Ideas have consequences. I am fond of saying that the tombstone of a civilisation may be laid at precisely that point where truth is no longer defended because it cannot be known. In no area of American life is this more true than with respect to the 96-year-long check-skimming scam run by the U.S. Congress. In the Age of Obamanation, these scoundrels no longer even attempt to mask their disdain for the Supreme Law, and for their constituents -- the working hosts of their parasitic lives.

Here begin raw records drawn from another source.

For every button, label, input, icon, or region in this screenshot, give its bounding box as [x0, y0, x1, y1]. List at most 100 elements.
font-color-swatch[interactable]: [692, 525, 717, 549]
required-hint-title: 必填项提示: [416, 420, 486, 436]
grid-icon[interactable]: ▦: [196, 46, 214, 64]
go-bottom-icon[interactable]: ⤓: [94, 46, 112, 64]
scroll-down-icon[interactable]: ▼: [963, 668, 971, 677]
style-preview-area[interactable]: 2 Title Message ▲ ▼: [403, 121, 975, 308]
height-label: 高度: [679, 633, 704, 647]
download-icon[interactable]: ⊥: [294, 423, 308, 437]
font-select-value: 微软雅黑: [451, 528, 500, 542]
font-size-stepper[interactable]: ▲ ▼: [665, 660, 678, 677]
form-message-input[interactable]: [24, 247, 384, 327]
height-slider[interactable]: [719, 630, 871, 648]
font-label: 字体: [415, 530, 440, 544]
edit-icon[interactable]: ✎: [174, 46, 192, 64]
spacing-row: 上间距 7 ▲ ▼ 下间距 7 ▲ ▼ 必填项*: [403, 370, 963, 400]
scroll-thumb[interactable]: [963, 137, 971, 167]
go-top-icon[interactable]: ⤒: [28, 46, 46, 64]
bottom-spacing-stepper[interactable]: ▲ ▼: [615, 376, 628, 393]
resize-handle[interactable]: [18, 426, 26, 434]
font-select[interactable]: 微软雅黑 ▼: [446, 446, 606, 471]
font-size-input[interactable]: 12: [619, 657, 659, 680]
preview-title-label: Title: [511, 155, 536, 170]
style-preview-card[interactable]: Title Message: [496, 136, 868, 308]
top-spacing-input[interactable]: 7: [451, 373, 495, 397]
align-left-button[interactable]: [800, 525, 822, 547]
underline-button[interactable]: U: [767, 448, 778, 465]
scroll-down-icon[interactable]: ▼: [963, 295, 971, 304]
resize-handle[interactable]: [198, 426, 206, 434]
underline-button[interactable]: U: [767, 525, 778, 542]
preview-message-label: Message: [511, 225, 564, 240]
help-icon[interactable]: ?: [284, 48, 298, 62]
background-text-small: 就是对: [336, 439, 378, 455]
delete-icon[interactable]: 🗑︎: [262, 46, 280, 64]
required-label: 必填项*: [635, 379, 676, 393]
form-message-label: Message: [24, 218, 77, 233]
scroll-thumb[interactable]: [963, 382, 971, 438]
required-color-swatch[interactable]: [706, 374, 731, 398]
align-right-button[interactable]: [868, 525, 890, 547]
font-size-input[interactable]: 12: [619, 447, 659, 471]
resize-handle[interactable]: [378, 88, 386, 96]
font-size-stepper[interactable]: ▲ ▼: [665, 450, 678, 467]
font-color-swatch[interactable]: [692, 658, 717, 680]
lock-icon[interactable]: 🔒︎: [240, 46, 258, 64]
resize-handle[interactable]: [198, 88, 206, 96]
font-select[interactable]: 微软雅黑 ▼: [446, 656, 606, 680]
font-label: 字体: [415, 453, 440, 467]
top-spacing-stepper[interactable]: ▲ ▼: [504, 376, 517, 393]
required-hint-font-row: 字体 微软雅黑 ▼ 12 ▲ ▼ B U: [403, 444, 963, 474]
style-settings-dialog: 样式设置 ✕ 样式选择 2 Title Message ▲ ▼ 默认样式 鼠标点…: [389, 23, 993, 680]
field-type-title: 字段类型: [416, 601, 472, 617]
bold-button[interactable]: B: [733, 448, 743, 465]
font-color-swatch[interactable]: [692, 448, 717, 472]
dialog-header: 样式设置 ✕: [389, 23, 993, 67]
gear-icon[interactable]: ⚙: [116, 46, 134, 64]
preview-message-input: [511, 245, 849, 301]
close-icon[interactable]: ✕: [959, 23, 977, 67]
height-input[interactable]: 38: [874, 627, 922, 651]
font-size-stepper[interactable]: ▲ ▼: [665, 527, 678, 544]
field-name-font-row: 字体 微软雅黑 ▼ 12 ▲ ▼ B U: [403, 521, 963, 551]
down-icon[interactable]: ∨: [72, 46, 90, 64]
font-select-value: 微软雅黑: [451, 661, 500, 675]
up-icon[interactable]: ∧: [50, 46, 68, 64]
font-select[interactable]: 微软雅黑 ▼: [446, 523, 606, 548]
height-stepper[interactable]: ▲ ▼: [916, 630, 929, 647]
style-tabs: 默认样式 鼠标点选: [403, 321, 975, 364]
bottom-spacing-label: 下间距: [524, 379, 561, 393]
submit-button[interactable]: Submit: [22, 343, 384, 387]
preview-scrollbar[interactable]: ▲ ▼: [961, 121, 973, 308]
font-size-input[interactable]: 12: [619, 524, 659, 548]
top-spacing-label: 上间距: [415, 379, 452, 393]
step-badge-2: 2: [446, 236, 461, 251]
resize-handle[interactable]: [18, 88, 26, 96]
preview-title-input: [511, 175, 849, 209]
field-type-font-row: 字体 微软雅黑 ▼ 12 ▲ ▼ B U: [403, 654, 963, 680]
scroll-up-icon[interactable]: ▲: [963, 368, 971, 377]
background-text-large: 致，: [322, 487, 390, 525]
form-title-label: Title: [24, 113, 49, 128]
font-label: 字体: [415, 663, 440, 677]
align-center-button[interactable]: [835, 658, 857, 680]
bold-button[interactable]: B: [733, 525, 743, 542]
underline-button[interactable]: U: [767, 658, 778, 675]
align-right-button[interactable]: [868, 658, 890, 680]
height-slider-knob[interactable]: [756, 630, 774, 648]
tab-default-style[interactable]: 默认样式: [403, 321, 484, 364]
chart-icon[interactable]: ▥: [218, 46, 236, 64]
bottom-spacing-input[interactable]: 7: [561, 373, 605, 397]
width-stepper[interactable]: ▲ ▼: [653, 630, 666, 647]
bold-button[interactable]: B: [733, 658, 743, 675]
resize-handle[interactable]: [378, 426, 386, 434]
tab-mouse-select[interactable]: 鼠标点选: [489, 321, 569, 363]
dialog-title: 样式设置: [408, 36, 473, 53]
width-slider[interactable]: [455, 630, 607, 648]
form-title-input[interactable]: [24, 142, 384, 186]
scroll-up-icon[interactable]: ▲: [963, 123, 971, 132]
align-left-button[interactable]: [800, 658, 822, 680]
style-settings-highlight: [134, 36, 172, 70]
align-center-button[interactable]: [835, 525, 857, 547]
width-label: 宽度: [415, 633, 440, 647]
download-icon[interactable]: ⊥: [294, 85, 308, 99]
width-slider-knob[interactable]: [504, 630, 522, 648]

The author entirely misses this, the century-long real game in American 'tax policy'. Painting the IRS as the black-hooded executioner to mask its own scandalous corruption, Congress skates free through trillion-dollar heists; smiling all the while. Note the member of Congress' attitude? It is of the untouchable Latin American drug kingpin. Beyond the law because they WRITE the law, and then defraud their hosts about what the law says.
A far shorter read than Ms. Carbone's book -- and I promise you, a far more educational and valuable one to your future -- is the "Tax Honesty Primer" (Google it) online. It is not only a much shorter read (ca. 2 hours) but takes the fraudulent bull by the horns, and shows the hapless Taxpayer not only the history of the largest financial fraud in human history -- but exactly how we 67 million non-filers escaped the "fair share" line.
I would still buy Leslie Carbone's book; it's an excellent survey and analysis. But there are far more efficacious ways forward, for those who have had their fill of thieves and scoundrels; who are willing to perform due diligence; and who have stopped fearing their employees.